Through the Looking Glass:
Neural 3D Reconstruction of Transparent Shapes
(Project page )

Useful Links

Overview

This is the official code release of our paper Through the Looking Glass: Neural 3D Reconstruction of Transparent Shapes, CVPR 2020. Please consider citing this paper if you find this code useful in your project. Please contact us if you have any questions or issues.

Prerequisite

In order to run the code, please install

  • Pytorch: versions later than 1.0 might be enough
  • Colmap: Please install Colmap from this link. We use Colmap to reconstruct mesh from point cloud prediction.
  • Meshlab: Please install Meshlab from this link. We use the subdivision algorithm in Meshlab to smooth the surface so that there is no artifacts when rendering transparent shape. This is important when the BRDF is a delta function.

Instructions for Training 10-view Network

The code have 2 parts. The normal prediction part is included in Normal directory and the point cloud prediction part is in PointCloud directory. We will use 10-view reconstruction as an example to demonstrate how to use the code. The instructions to train the network for 5-view and 20 view reconstructions are listed after.

  1. Prepare the dataset.
    • Please visit this link to check how to create the transparent shape dataset and this link to download our synthetic dataset. Please save the shapes and images in the directory ../Data/Shapes and ../Data/Images10 respectively.
  2. Go to Normal directory, run python train.py --cuda --isAddCostVolume --camNum 10
    • This will start training the network for the two-bounce normal prediction. Some useful flags are listed below.
      1. --isAddCostVolume: whether to use cost volume in normal prediction
      2. --poolingMode: Control how we process the feature extracted from cost volume. By default we will use the learnable pooling.
      3. --isNoErrMap: whether to add rendering error as an input for normal prediction. (line 248)
  3. Run python test.py --cuda --isAddCostVolume --camNum 10 to test the trained model.
  4. Run python optimize.py --cuda --isAddCostVolume --camNum 10 --mode train.
    • It will use rendering error to optimize the latent vector of the decoder network for better normal prediction. The optimized predicted normals will be saved in the image directory for point cloud prediction.
  5. Run python optimize.py --cuda --isAddCostVolume --camNum 10 --mode test
  6. Go to PointCloud directory, run python sampleGTPointUniformly.py --mode train and python sampleGTPointUniformly.py --mode test.
    • It will sample uniformly on the ground-truth shape. The sampled results will be saved in .npy file in the shape directory.
  7. Run python sampleVisualHullPoint.py --mode train and python sampleVisualHullPoint.py --mode test
    • It will first sample points uniformly on visual hull geometry and the find their nearest neighbor points on the ground-truth geometry. The results will be saved in .npy files in the shape directory.
  8. Run python trainPoint.py --camNum 10 --cuda
    • This will start training the customized PointNet++ for shape reconstruction. Some useful flags are listed below.
      1. --viewMode: Control how we choose the view when generating features for each point. The by default choice is to choose the view with the lowest rendering error. Please read our paper for more details.
      2. --lossMode: Control the loss to train the network. The by default choice is to use Chamfer loss, which leads to the best results. Please read our paper for more details.
      3. We also offer different variations of PointNet++ to help reproduce the ablation studies in the supplementary material (model maxPooling, model_noNormalDiff, model_noNormalSkip, model_standard). Our customized network structure in directory model performs the best.
  9. Run python outputMesh.py --cuda --camNum 10
    • It will output the reconstructed shape into image directory
  10. Run python testMesh.py --cuda --camNum 10
    • It will compare the reonconstructed shapes and the ground-truth shapes and output the errors.

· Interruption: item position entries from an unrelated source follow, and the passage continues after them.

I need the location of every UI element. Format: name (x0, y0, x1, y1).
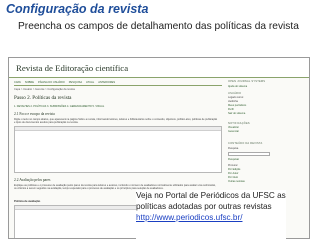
notifications-heading: NOTIFICAÇÕES (228, 122, 250, 125)
callout-line-1: Veja no Portal de Periódicos da UFSC as (136, 191, 286, 200)
breadcrumb[interactable]: Capa > Usuário > Gerente > Configuração … (14, 88, 75, 91)
ojs-brand: OPEN JOURNAL SYSTEMS (228, 80, 266, 83)
user-link-profile[interactable]: Perfil (228, 108, 234, 111)
logged-as-label: Logado como: (228, 96, 244, 99)
callout-line-2: políticas adotadas por outras revistas (136, 202, 272, 211)
section-title-peer-review: 2.2 Avaliação pelos pares (14, 178, 51, 182)
nav-item-sobre[interactable]: SOBRE (25, 80, 34, 85)
browse-by-title[interactable]: Por título (228, 176, 238, 179)
search-button[interactable]: Pesquisar (228, 158, 239, 161)
search-input[interactable] (228, 152, 270, 156)
username: cleidinha (228, 100, 238, 103)
content-heading: CONTEÚDO DA REVISTA (228, 142, 263, 145)
browse-by-issue[interactable]: Por Edição (228, 168, 240, 171)
browse-other-journals[interactable]: Outras revistas (228, 180, 245, 183)
browse-heading: Procurar (228, 164, 238, 167)
user-link-journals[interactable]: Meus periódicos (228, 104, 246, 107)
portal-link[interactable]: http://www.periodicos.ufsc.br/ (136, 212, 286, 223)
nav-item-atual[interactable]: ATUAL (86, 80, 94, 85)
nav-item-anteriores[interactable]: ANTERIORES (98, 80, 115, 85)
portal-callout: Veja no Portal de Periódicos da UFSC as … (136, 190, 286, 240)
focus-scope-editor[interactable] (14, 126, 222, 173)
page-title: Passo 2. Políticas da revista (14, 95, 72, 101)
help-link[interactable]: Ajuda do sistema (228, 85, 247, 88)
section-title-focus: 2.1 Foco e escopo da revista (14, 112, 55, 116)
slide-subtitle: Preencha os campos de detalhamento das p… (18, 21, 299, 32)
review-policy-label: Política de avaliação (14, 200, 41, 203)
user-heading: USUÁRIO (228, 92, 242, 95)
editor-toolbar[interactable] (15, 127, 221, 131)
search-label: Pesquisa (228, 147, 239, 150)
site-header: Revista de Editoração científica (9, 58, 309, 78)
setup-steps[interactable]: 1. DETALHES 2. POLÍTICAS 3. SUBMISSÕES 4… (14, 105, 104, 108)
nav-item-pagina-usuario[interactable]: PÁGINA DO USUÁRIO (38, 80, 65, 85)
slide-title: Configuração da revista (6, 2, 149, 16)
user-link-logout[interactable]: Sair do sistema (228, 112, 245, 115)
section-text-focus: Digite o texto no campo abaixo, que apar… (14, 118, 218, 125)
main-nav: CAPA SOBRE PÁGINA DO USUÁRIO PESQUISA AT… (14, 80, 222, 86)
site-title: Revista de Editoração científica (16, 63, 129, 73)
nav-item-pesquisa[interactable]: PESQUISA (69, 80, 82, 85)
notifications-manage-link[interactable]: Gerenciar (228, 130, 239, 133)
browse-by-author[interactable]: Por Autor (228, 172, 238, 175)
notifications-view-link[interactable]: Visualizar (228, 126, 239, 129)
nav-item-capa[interactable]: CAPA (14, 80, 21, 85)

Instructions for Training 5-view and 20-view Networks

Please rerun steps 2, 3, 4, 5, 8, 9, 10, with the flag --camNum set to be 5 and 20 respectively.

Trained Models

Please download the trained models from this link. After unzipping the file, you will see 2 directories, Normal and PointCloud. Merge those directories with the Normal and PointCloud directories in this repository. Then you will be able to test our code without training.